The killing of six million Jews is not only unfathomable in its own right, it carries a huge ripple effect, through the generations, of what could have been, but now may never be.
Certainly, the past teaches us, and the present reveals, that nothing, including hate, happens instantaneously. If it is repeatedly drummed into you that there is a group inferior to you, it becomes easier to distance yourself and dehumanize someone who is different.
How could so many communities have hated Jews with such an intense and violent loathing that an entire population, from the elderly to infants, including 1.5 million children, were targeted for annihilation?
Elie Wiesel, was victim of such hatred and he was acutely aware of a world infused by massive indifference. Yet, he refused to accept how things were and spent the rest of his life helping to enlighten us to the dangers of standing by in the presence of suffering.
When does it become the responsibility of individuals to speak up in the face of silence? In Copenhagen, Denmark, for example, many made it a point to hide their Jewish population.
They hid them in fishing boats and snuck them to Sweden as the Nazis sought to eliminate the local Jewish community. What makes some neighbors band together for those in clear danger and distress when the most others, whether out of apathy or fear, do nothing?

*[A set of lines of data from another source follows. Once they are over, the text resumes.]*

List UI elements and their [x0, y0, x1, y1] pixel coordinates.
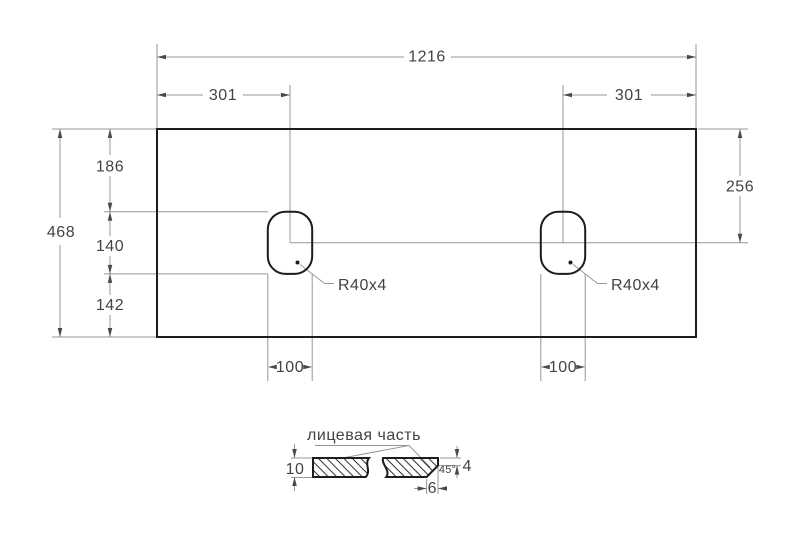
dim-overall-width: 1216 — [408, 49, 446, 66]
dim-right-cutout-offset: 301 — [615, 87, 643, 104]
dim-cutout-length: 140 — [96, 238, 124, 255]
dim-cutout-to-bottom: 142 — [96, 297, 124, 314]
label-face-side: лицевая часть — [307, 427, 421, 444]
technical-drawing: 1216 301 301 468 186 140 142 256 100 100… — [0, 0, 800, 533]
dim-top-to-cutout: 186 — [96, 159, 124, 176]
dim-thickness: 10 — [286, 461, 305, 478]
left-cutout-radius-dot — [296, 261, 300, 265]
dim-left-cutout-width: 100 — [276, 359, 304, 376]
label-corner-radius-right: R40x4 — [611, 277, 660, 294]
label-corner-radius-left: R40x4 — [338, 277, 387, 294]
right-cutout-radius-dot — [569, 261, 573, 265]
dim-overall-depth: 468 — [47, 224, 75, 241]
dim-top-to-cutout-center: 256 — [726, 179, 754, 196]
background — [0, 0, 800, 533]
dim-front-edge-height: 4 — [463, 458, 472, 475]
section-left-segment — [313, 458, 369, 477]
drawing-canvas: 1216 301 301 468 186 140 142 256 100 100… — [0, 0, 800, 533]
dim-right-cutout-width: 100 — [549, 359, 577, 376]
label-chamfer-angle: 45° — [439, 464, 456, 476]
dim-left-cutout-offset: 301 — [209, 87, 237, 104]
dim-chamfer-depth: 6 — [428, 480, 437, 497]
section-right-segment — [383, 458, 438, 477]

Preparations for the remembrance march in Sighet, which began one year ago, will take place this weekend. Hopefully, such a commemoration is what Elie Wiesel would have expected. It is a small reflection of an understanding achieved since the Holocaust.
Before the Holocaust, there were over 14,000 Jews living in Sighet; now there are precious few. When voices remain mute, when the sidelines are replete with passive observers, the cost, or certainly the risk, we have learned, is the demise of entire communities. As Wiesel famously wrote, “The opposite of love is not hate, it’s indifference.”
Greg Schneider is the executive vice president at Conference on Jewish Material Claims Against Germany (Claims Conference). The organization is co-sponsoring the event in Sighet, Romania.